Maxime Laguerre interroge dans son travail le métissage, la notion d’afrodescendance. Que signifie aujourd’hui être d'ascendance africaine et comment les représentations et stéréotypes des personnes noires, leur culture, leur visibilité, influent sur leur place dans la société et leur construction identitaire ?
« Ce travail est inspiré de l’œuvre d’Aimé Césaire, « Cahier d’un retour au pays natal », ainsi que par l’esthétique du carnet (tant le carnet de croquis, que de notes ou de voyage).
Pour ce projet, j’ai créé un ensemble d’œuvres assemblées autour d’un travail photographique réalisé en novembre 2021 au Togo. Mon but était de composer de nouvelles images à partir de ces photographies, du fonds iconographique du musée Nicéphore Niepce, de mes archives personnelles ainsi que de fragments de textes issus de différents auteurs afrodescendants.

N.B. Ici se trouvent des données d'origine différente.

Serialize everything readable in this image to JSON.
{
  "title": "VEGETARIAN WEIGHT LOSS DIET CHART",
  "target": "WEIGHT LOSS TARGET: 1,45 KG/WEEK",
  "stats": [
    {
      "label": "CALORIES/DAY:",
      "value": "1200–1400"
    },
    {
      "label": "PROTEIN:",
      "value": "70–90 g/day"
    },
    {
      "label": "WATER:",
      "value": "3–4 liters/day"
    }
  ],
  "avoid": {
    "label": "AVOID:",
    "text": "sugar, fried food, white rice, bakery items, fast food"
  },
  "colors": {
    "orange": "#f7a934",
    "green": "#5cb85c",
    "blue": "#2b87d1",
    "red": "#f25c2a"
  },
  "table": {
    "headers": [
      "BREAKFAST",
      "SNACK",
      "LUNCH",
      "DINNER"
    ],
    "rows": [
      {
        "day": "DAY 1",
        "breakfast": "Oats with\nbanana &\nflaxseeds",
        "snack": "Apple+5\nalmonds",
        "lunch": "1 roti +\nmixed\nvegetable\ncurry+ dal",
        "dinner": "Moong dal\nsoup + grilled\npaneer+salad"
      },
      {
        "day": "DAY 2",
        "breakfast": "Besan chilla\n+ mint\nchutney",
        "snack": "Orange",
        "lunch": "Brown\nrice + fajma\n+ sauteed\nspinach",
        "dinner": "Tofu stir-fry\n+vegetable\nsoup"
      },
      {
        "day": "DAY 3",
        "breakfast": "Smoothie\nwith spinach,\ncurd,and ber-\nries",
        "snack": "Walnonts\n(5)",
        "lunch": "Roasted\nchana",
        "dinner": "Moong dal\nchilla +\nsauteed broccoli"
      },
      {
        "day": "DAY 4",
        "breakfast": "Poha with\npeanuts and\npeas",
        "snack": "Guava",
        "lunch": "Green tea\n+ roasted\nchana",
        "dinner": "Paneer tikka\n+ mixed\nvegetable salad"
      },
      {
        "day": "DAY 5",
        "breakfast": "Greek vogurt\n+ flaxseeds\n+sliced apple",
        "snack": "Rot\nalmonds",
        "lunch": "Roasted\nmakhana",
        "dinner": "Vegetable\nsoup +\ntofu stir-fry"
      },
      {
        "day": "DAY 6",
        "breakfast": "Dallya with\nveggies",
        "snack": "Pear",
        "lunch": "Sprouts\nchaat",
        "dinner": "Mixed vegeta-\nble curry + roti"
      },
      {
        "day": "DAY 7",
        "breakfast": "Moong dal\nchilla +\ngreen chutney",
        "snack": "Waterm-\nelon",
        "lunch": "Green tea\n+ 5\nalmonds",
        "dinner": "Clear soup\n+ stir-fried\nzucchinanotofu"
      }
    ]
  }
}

J’ai souhaité une esthétique au plus proche du carnet de croquis où images, notes et références viennent s’entremêler et mettre en lumière une recherche artistique, tant plastique que théorique, autour des notions de Négritude, de Panafricanisme et de Mondialité afin de constituer un ensemble plastique qui saurait traduire au mieux ma découverte du continent africain. L’association de documents vient dialoguer et tisser une relation entre mon travail photographique et les œuvres constitutives de mon accomplissement en tant qu’artiste afrodescendant.
L’ensemble des portraits et de paysages a été réalisé entre les villes de Lomé et Kpalimé. Ce voyage fut mon premier contact avec le territoire africain. Ainsi, après plusieurs mois de gestation, il m’est apparu que la meilleure manière de donner du relief à cette expérience photographique soit de mettre mon travail en lien avec une iconographie précise, ainsi qu’avec les textes fondateurs de ma constitution en tant qu’Être créole, en tant qu’Être du «Tout-monde».

Ce travail a été élu Prix Impression Photographique des Ateliers Vortex (Dijon) et du musée Nicéphore Niépce, avec le soutien de la Région Bourgogne-Franche-Comté.